Self‑service connections: Users with the right role can add provider connections without admin intervention. Use the least‑privilege permissions listed above.
Troubleshooting
Unauthorized when opening Monitoring or dashboards: wait 1–2 minutes after tenant creation or role changes for permissions to propagate.
Empty Discovery results: verify permissions and regions; run a manual refresh.
No costs: confirm provider billing export (AWS resource‑level costs, GCP BigQuery export) and wait for the next daily load (T‑1).
Provisioning apply fails: review errors and AI explanation in the deployment panel; fix and re‑apply.
FAQ
Who can create connections?
Owners and users with the appropriate Tenant/Connection roles.
Do I need write permissions to see costs and discovery?
No. Reader‑level is sufficient. Write is only needed for Provisioning/Automation.
Can I change the tenant currency later?
Yes. Admins can update it in Tenant settings; FinOps views and budgets reflect the new currency.

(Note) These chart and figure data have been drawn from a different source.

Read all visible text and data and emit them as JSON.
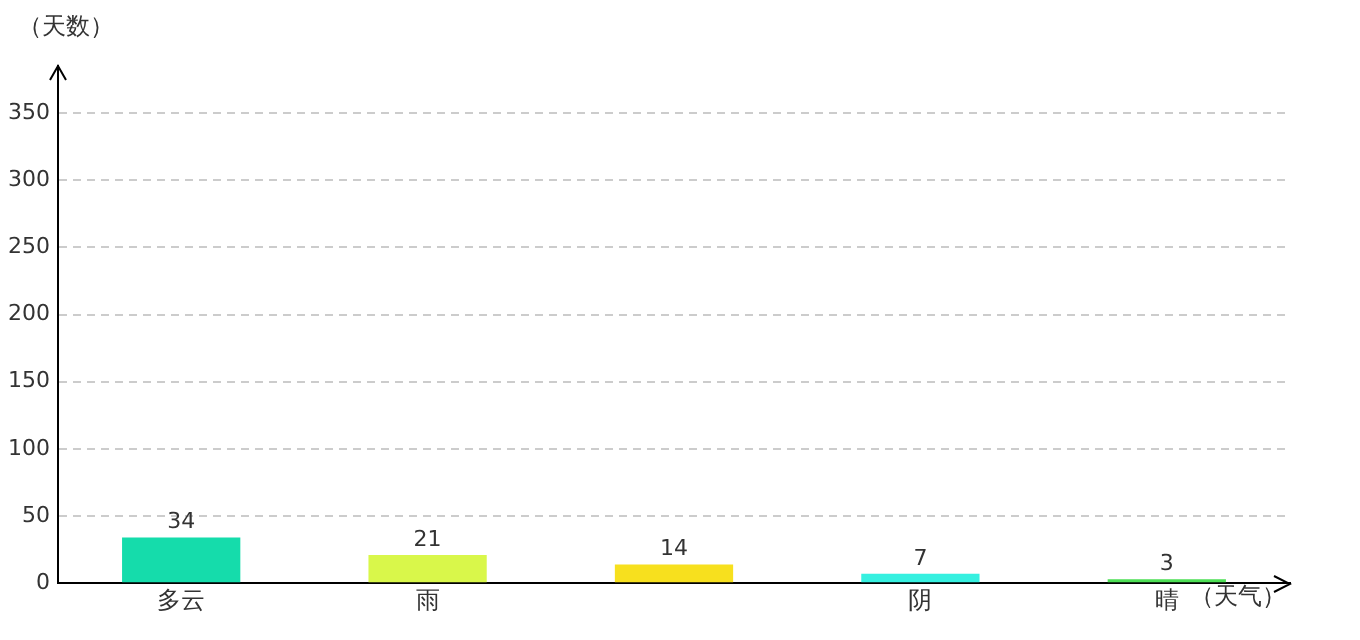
{
  "chart_data": {
    "type": "bar",
    "ylabel": "（天数）",
    "xlabel": "（天气）",
    "categories": [
      "多云",
      "雨",
      null,
      "阴",
      "晴"
    ],
    "values": [
      34,
      21,
      14,
      7,
      3
    ],
    "colors": [
      "#15dcab",
      "#d9f74a",
      "#f7e01e",
      "#36f0e0",
      "#4ddf55"
    ],
    "ylim": [
      0,
      385
    ],
    "yticks": [
      0,
      50,
      100,
      150,
      200,
      250,
      300,
      350
    ],
    "grid": "y",
    "data_labels": true,
    "legend": false
  }
}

Is data shared across tenants?
No. Each tenant is isolated.
How do I grant least‑privilege?
Use specialized Reader roles for visibility and grant Contributor only where changes are required.
Where are my secrets stored and who can access them?
In Azure Key Vault. Only platform components with RBAC access can read them at runtime; users cannot retrieve saved secrets.
Glossary
Tenant: Isolated workspace for your organization.
Connection: Binding to a provider scope (subscription/account/project).
CMDB: Configuration Management Database of discovered resources with relationships and history.
Allocation Rule: Tag‑based mapping (Group + Environment + Project) used in FinOps.
T‑1 costs: Cost data available up to the previous day, with provider backfills automatically reconciled.
Key Vault: Azure service for secure secret storage with RBAC, auditing, and network controls.